Systemax Endeavor Xeon Workstation


Cinebench R10 and POV-ray




 Cinebench R10

 3D modeling and rendering

Cinebench, based on Maxon’s CINEMA 4D rendering tool, is another processor-intensive test benchmark very relevant to the workstation world. The test is both multi-processor and multi-core aware, so you can expect to see scaling according to the speed of our CPUs and the number of cores put up against the test. Release 10 of the benchmark features a new scene that better taxes today’s graphics cards and processors and incorporates light sources, procedural shaders, ambient occlusion, and multi-level reflections.

 


In what’s proving to be a pattern, the superior processing power of our reference box flexes its muscle yet again. In the single-threaded test, you see the result of when a 1.6 GHz core goes up against a 3 GHz core based on the same architecture. The multi-threaded test demonstrates similar scaling.

 POV-ray 3.6
 Single-threaded ray-tracing


For our next test, POV-Ray, we opted against using the latest beta version 3.7, which adds symmetric multi-processing support to the graphics creation tool. Instead, we used 3.6, the latest official version of the software.

 


This is another benchmark where faster processors are going to give you better results. True to our expectations, the 3 GHZ Xeon X5365 handily outperform the E5310 in Systemax’s Endeavor workstation.
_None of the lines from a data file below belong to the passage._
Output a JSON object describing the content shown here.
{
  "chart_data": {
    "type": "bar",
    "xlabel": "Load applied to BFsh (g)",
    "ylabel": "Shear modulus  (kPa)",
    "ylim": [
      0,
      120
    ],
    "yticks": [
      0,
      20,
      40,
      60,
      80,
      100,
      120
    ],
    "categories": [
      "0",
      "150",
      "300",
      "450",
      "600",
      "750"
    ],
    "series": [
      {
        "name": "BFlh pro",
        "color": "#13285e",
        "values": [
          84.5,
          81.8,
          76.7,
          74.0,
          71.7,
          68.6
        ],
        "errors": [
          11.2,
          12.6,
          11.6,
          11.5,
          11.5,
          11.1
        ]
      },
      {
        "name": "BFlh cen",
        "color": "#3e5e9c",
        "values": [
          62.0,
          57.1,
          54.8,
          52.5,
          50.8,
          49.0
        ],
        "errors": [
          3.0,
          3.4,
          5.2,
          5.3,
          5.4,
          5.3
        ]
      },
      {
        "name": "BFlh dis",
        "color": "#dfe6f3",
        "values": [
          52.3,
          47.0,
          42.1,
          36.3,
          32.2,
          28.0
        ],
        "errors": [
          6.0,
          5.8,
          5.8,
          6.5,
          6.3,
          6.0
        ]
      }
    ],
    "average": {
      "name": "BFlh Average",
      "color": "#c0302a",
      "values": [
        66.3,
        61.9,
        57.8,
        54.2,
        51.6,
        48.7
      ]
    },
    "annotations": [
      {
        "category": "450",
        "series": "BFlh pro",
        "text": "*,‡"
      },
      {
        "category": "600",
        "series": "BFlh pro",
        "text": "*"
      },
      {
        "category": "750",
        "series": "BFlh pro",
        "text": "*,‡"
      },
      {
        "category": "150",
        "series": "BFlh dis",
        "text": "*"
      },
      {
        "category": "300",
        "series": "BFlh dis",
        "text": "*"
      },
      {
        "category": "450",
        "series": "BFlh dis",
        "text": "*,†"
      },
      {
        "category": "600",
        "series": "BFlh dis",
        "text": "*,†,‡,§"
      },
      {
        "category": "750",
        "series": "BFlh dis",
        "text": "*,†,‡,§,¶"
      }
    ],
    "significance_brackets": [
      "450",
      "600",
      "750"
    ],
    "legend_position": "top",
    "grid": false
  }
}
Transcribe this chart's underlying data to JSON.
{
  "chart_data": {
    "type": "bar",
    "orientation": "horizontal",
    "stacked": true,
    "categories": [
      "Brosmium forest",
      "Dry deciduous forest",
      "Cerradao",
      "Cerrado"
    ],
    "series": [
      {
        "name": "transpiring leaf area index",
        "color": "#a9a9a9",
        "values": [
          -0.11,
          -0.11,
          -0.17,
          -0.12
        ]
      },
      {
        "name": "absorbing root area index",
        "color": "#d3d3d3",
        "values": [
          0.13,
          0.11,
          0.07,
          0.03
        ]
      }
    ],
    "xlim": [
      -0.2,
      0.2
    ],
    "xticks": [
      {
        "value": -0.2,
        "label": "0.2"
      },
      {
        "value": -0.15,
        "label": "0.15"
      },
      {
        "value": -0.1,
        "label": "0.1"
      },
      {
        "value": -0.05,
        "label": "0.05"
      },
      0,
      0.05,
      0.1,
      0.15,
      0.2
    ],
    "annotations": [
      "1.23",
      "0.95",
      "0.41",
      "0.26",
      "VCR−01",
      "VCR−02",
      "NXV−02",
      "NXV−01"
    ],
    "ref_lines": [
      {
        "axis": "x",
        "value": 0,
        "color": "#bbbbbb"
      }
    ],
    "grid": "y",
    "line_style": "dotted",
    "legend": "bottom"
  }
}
By now you’re probably wondering why we’re being so gosh-darned hard on the plucky little Systemax setup, when in fact that isn’t our intention at all. In fact, as we’ve pointed out several times already, the Endeavor is putting up quite the fight given its price point and composition. While it’ll naturally lag behind a workstation specifically designed to showcase processing power, the Endeavor’s graphics and storage performance offset the CPU somewhat. And remember, there’s still an empty processor socket, ready to take another four cores running at 1.6 GHz, doubling the Endeavor’s available processing resources. And if you're looking for a little more juice right out of the gate, you can buy the Endeavor with up to a Xeon E5345 running at 2.33 GHz on a 1333 MHz bus.